Casimiro - Padre, procurador de
Titi, vem sempre jantar com ela. Titi confia nele inteiramente.
Margaride - Homem corpulento e
solene, calvo e com sobrancelhas cerradas, densas e negras como carvão. Foi
amigo do pai de Teodorico em Viana, onde foi delegado. Foi juiz em Mangualde,
mas aposentou-se depois de receber uma grande herança de seu irmão Abel. Tinha
um gosto mórbido de exagerar as desgraças alheias.
Adélia - Amante de Teodorico, mas
que era mantida por Eleutério Serra. Jovem interesseira, que acaba desprezando
o protagonista por causa de sua obediência aos horários estipulados pela tia
para chegar em casa e porque pouco consegue obter financeiramente. Acaba
tornando-se amante do Padre Negrão, que recebe boa parte da herança de Titi.

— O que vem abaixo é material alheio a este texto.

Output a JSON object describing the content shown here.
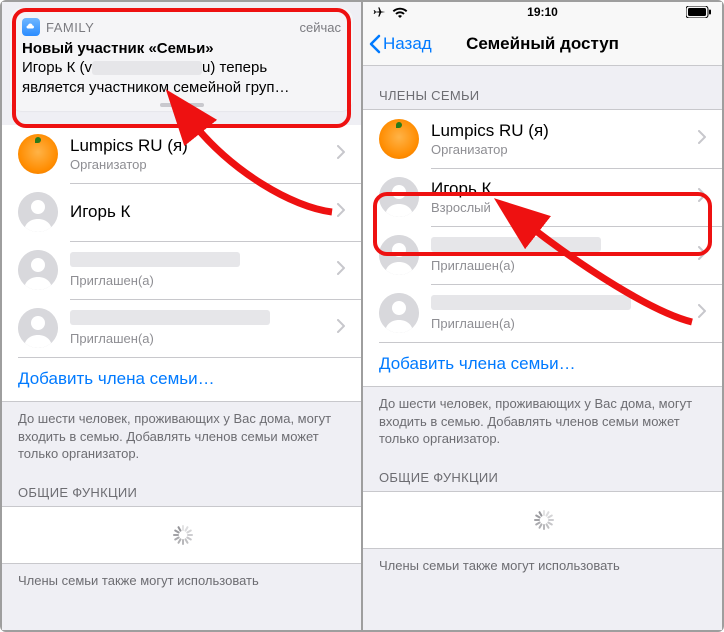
{
  "left": {
    "notification": {
      "app_label": "FAMILY",
      "time": "сейчас",
      "title": "Новый участник «Семьи»",
      "body_line1": "Игорь К (v",
      "body_line2": "u) теперь",
      "body_line3": "является участником семейной груп…"
    },
    "members": {
      "m0": {
        "name": "Lumpics RU (я)",
        "role": "Организатор"
      },
      "m1": {
        "name": "Игорь К",
        "role": ""
      },
      "m2": {
        "name": "",
        "role": "Приглашен(а)"
      },
      "m3": {
        "name": "",
        "role": "Приглашен(а)"
      }
    },
    "add_member": "Добавить члена семьи…",
    "footer1": "До шести человек, проживающих у Вас дома, могут входить в семью. Добавлять членов семьи может только организатор.",
    "section2": "ОБЩИЕ ФУНКЦИИ",
    "footer2": "Члены семьи также могут использовать"
  },
  "right": {
    "status_time": "19:10",
    "back": "Назад",
    "title": "Семейный доступ",
    "section1": "ЧЛЕНЫ СЕМЬИ",
    "members": {
      "m0": {
        "name": "Lumpics RU (я)",
        "role": "Организатор"
      },
      "m1": {
        "name": "Игорь К",
        "role": "Взрослый"
      },
      "m2": {
        "name": "",
        "role": "Приглашен(а)"
      },
      "m3": {
        "name": "",
        "role": "Приглашен(а)"
      }
    },
    "add_member": "Добавить члена семьи…",
    "footer1": "До шести человек, проживающих у Вас дома, могут входить в семью. Добавлять членов семьи может только организатор.",
    "section2": "ОБЩИЕ ФУНКЦИИ",
    "footer2": "Члены семьи также могут использовать"
  }
}
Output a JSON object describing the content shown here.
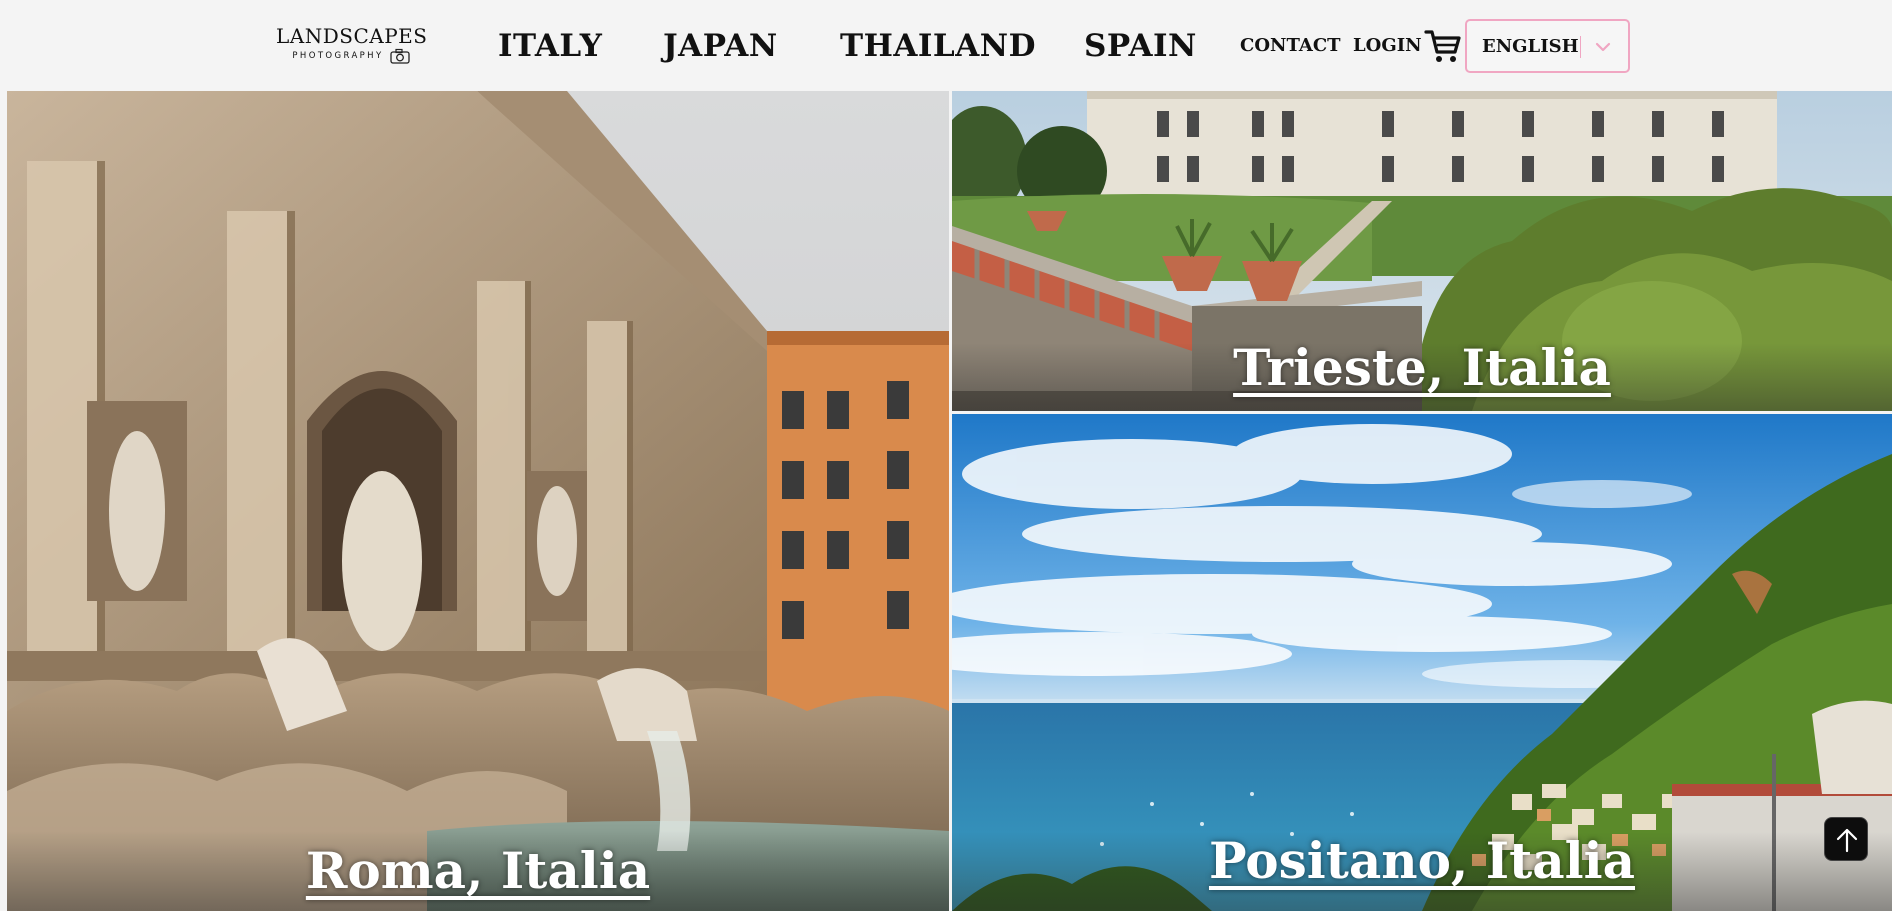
{
  "header": {
    "logo": {
      "title": "LANDSCAPES",
      "subtitle": "PHOTOGRAPHY"
    },
    "nav": [
      {
        "label": "ITALY"
      },
      {
        "label": "JAPAN"
      },
      {
        "label": "THAILAND"
      },
      {
        "label": "SPAIN"
      }
    ],
    "links": {
      "contact": "CONTACT",
      "login": "LOGIN"
    },
    "cart_icon": "shopping-cart-icon",
    "language": {
      "selected": "ENGLISH",
      "chevron_icon": "chevron-down-icon"
    }
  },
  "gallery": [
    {
      "label": "Roma, Italia"
    },
    {
      "label": "Trieste, Italia"
    },
    {
      "label": "Positano, Italia"
    }
  ],
  "back_to_top": {
    "icon": "arrow-up-icon"
  },
  "colors": {
    "header_bg": "#f4f4f4",
    "text": "#111111",
    "select_border": "#f0a6c2",
    "back_to_top_bg": "#0d0d0d"
  }
}
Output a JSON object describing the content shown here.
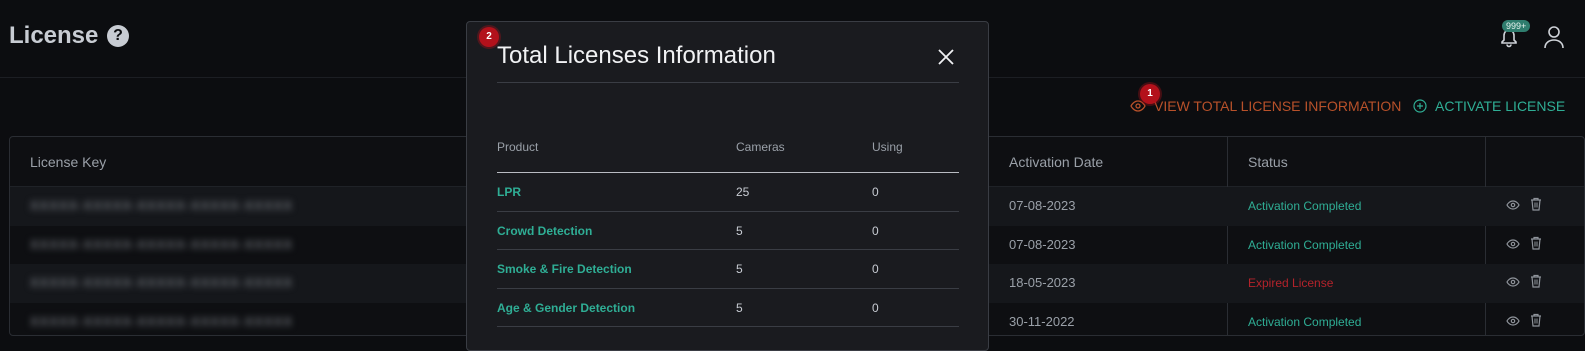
{
  "header": {
    "title": "License",
    "help_icon": "?",
    "notification_count": "999+"
  },
  "actions": {
    "view_total_label": "VIEW TOTAL LICENSE INFORMATION",
    "activate_label": "ACTIVATE LICENSE",
    "step1": "1",
    "step2": "2"
  },
  "table": {
    "columns": [
      "License Key",
      "Activation Date",
      "Status"
    ],
    "rows": [
      {
        "key": "XXXXX-XXXXX-XXXXX-XXXXX-XXXXX",
        "date": "07-08-2023",
        "status": "Activation Completed"
      },
      {
        "key": "XXXXX-XXXXX-XXXXX-XXXXX-XXXXX",
        "date": "07-08-2023",
        "status": "Activation Completed"
      },
      {
        "key": "XXXXX-XXXXX-XXXXX-XXXXX-XXXXX",
        "date": "18-05-2023",
        "status": "Expired License"
      },
      {
        "key": "XXXXX-XXXXX-XXXXX-XXXXX-XXXXX",
        "date": "30-11-2022",
        "status": "Activation Completed"
      }
    ]
  },
  "modal": {
    "title": "Total Licenses Information",
    "columns": {
      "product": "Product",
      "cameras": "Cameras",
      "using": "Using"
    },
    "rows": [
      {
        "product": "LPR",
        "cameras": "25",
        "using": "0"
      },
      {
        "product": "Crowd Detection",
        "cameras": "5",
        "using": "0"
      },
      {
        "product": "Smoke & Fire Detection",
        "cameras": "5",
        "using": "0"
      },
      {
        "product": "Age & Gender Detection",
        "cameras": "5",
        "using": "0"
      }
    ]
  },
  "colors": {
    "accent_teal": "#2fae95",
    "accent_orange": "#b8512a",
    "expired_red": "#b3232b",
    "badge_red": "#b3111b"
  }
}
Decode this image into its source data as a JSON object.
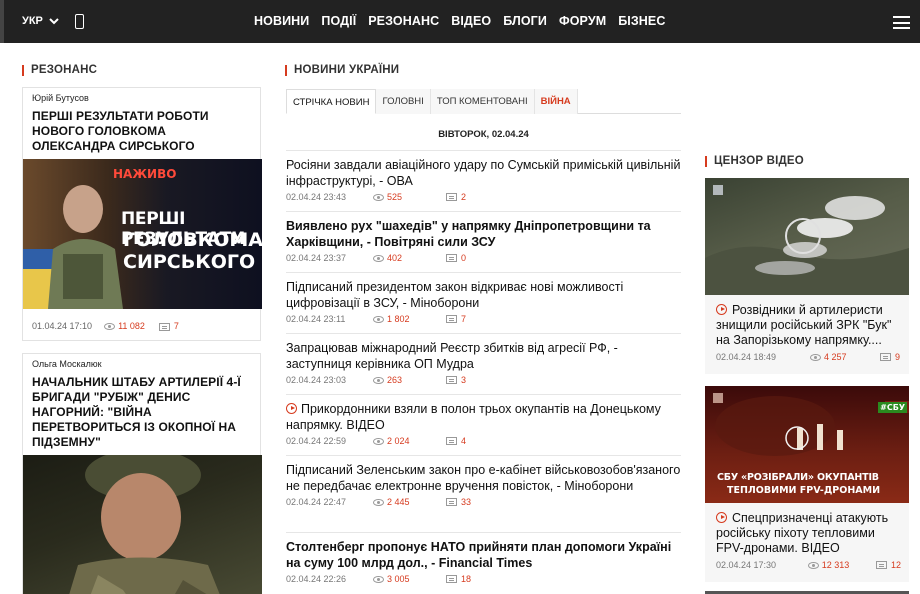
{
  "header": {
    "lang": "УКР",
    "nav": [
      "НОВИНИ",
      "ПОДІЇ",
      "РЕЗОНАНС",
      "ВІДЕО",
      "БЛОГИ",
      "ФОРУМ",
      "БІЗНЕС"
    ]
  },
  "resonance": {
    "heading": "РЕЗОНАНС",
    "cards": [
      {
        "author": "Юрій Бутусов",
        "title": "ПЕРШІ РЕЗУЛЬТАТИ РОБОТИ НОВОГО ГОЛОВКОМА ОЛЕКСАНДРА СИРСЬКОГО",
        "img_badge": "НАЖИВО",
        "img_text_1": "ПЕРШІ РЕЗУЛЬТАТИ",
        "img_text_2": "ГОЛОВКОМА",
        "img_text_3": "СИРСЬКОГО",
        "date": "01.04.24 17:10",
        "views": "11 082",
        "comments": "7"
      },
      {
        "author": "Ольга Москалюк",
        "title": "НАЧАЛЬНИК ШТАБУ АРТИЛЕРІЇ 4-Ї БРИГАДИ \"РУБІЖ\" ДЕНИС НАГОРНИЙ: \"ВІЙНА ПЕРЕТВОРИТЬСЯ ІЗ ОКОПНОЇ НА ПІДЗЕМНУ\""
      }
    ]
  },
  "ukraine_news": {
    "heading": "НОВИНИ УКРАЇНИ",
    "tabs": [
      "СТРІЧКА НОВИН",
      "ГОЛОВНІ",
      "ТОП КОМЕНТОВАНІ",
      "ВІЙНА"
    ],
    "date": "ВІВТОРОК, 02.04.24",
    "items": [
      {
        "title": "Росіяни завдали авіаційного удару по Сумській приміській цивільній інфраструктурі, - ОВА",
        "time": "02.04.24 23:43",
        "views": "525",
        "comments": "2",
        "bold": false
      },
      {
        "title": "Виявлено рух \"шахедів\" у напрямку Дніпропетровщини та Харківщини, - Повітряні сили ЗСУ",
        "time": "02.04.24 23:37",
        "views": "402",
        "comments": "0",
        "bold": true
      },
      {
        "title": "Підписаний президентом закон відкриває нові можливості цифровізації в ЗСУ, - Міноборони",
        "time": "02.04.24 23:11",
        "views": "1 802",
        "comments": "7",
        "bold": false
      },
      {
        "title": "Запрацював міжнародний Реєстр збитків від агресії РФ, - заступниця керівника ОП Мудра",
        "time": "02.04.24 23:03",
        "views": "263",
        "comments": "3",
        "bold": false
      },
      {
        "title": "Прикордонники взяли в полон трьох окупантів на Донецькому напрямку. ВІДЕО",
        "time": "02.04.24 22:59",
        "views": "2 024",
        "comments": "4",
        "bold": false,
        "video": true
      },
      {
        "title": "Підписаний Зеленським закон про е-кабінет військовозобов'язаного не передбачає електронне вручення повісток, - Міноборони",
        "time": "02.04.24 22:47",
        "views": "2 445",
        "comments": "33",
        "bold": false
      },
      {
        "title": "Столтенберг пропонує НАТО прийняти план допомоги Україні на суму 100 млрд дол., - Financial Times",
        "time": "02.04.24 22:26",
        "views": "3 005",
        "comments": "18",
        "bold": true
      }
    ]
  },
  "censor_video": {
    "heading": "ЦЕНЗОР ВІДЕО",
    "cards": [
      {
        "title": "Розвідники й артилеристи знищили російський ЗРК \"Бук\" на Запорізькому напрямку....",
        "time": "02.04.24 18:49",
        "views": "4 257",
        "comments": "9"
      },
      {
        "title": "Спецпризначенці атакують російську піхоту тепловими FPV-дронами. ВІДЕО",
        "time": "02.04.24 17:30",
        "views": "12 313",
        "comments": "12",
        "img_badge": "#СБУ",
        "img_text_1": "СБУ «РОЗІБРАЛИ» ОКУПАНТІВ",
        "img_text_2": "ТЕПЛОВИМИ FPV-ДРОНАМИ"
      }
    ]
  }
}
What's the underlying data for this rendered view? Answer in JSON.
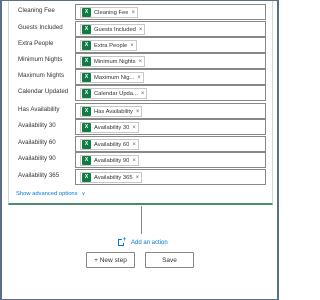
{
  "rows": [
    {
      "label": "Cleaning Fee",
      "token": "Cleaning Fee"
    },
    {
      "label": "Guests Included",
      "token": "Guests Included"
    },
    {
      "label": "Extra People",
      "token": "Extra People"
    },
    {
      "label": "Minimum Nights",
      "token": "Minimum Nights"
    },
    {
      "label": "Maximum Nights",
      "token": "Maximum Nig..."
    },
    {
      "label": "Calendar Updated",
      "token": "Calendar Upda..."
    },
    {
      "label": "Has Availability",
      "token": "Has Availability"
    },
    {
      "label": "Availability 30",
      "token": "Availability 30"
    },
    {
      "label": "Availability 60",
      "token": "Availability 60"
    },
    {
      "label": "Availability 90",
      "token": "Availability 90"
    },
    {
      "label": "Availability 365",
      "token": "Availability 365"
    }
  ],
  "token_remove_glyph": "×",
  "advanced_options": "Show advanced options",
  "add_action": "Add an action",
  "new_step": "+ New step",
  "save": "Save",
  "colors": {
    "accent": "#0078d4",
    "excel": "#107c41",
    "card_border_bottom": "#4c8c6c"
  }
}
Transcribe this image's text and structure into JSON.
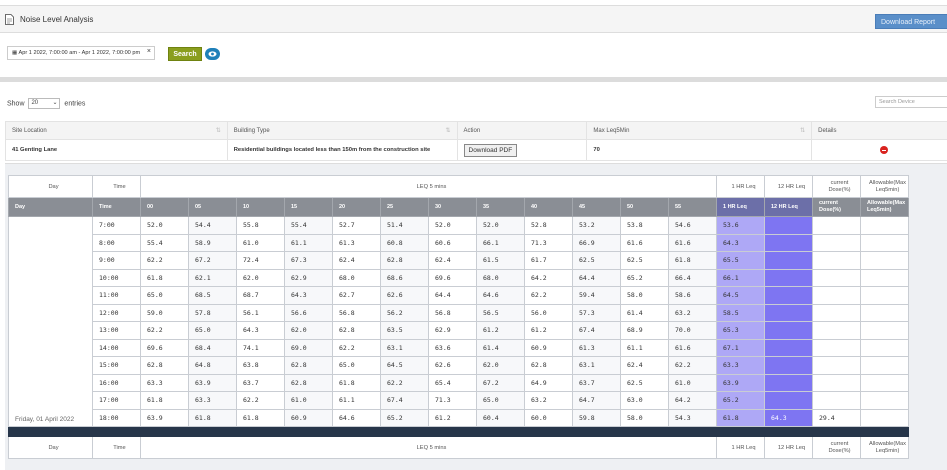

Dr. Topsius - Alemão, formado
pela Universidade de Bonn. Era um indivíduo espigado, magríssimo e pernudo, com
uma rabona curta de lustrina, enchumaçada de manuscritos’. Tinha o nariz agudo
e pensativo e usava óculos de ouro na ponta do nariz. Era patriótico,
considerava a Alemanha a “mãe espiritual dos povos”. Apenas seu pigarro e a
mania de usar a escova de dentes de Teodorico, desagradavam este último.
Mary - Amante que Teodorico
arranja quando da viagem à Terra Santa, responsável pelo fato de Titi ter
deserdado o sobrinho, por conta de uma camisola de rendas e de certo bilhete
que nela havia pregado.
Padre - Negrão.
Vivência - Empregada de Titi.
Pote - Guia de Teodorico e
Topsius em Jerusalém.
Justino - Tabelião de Titi.
Apedrinha - português encontrado
no Egito como carregador de malas.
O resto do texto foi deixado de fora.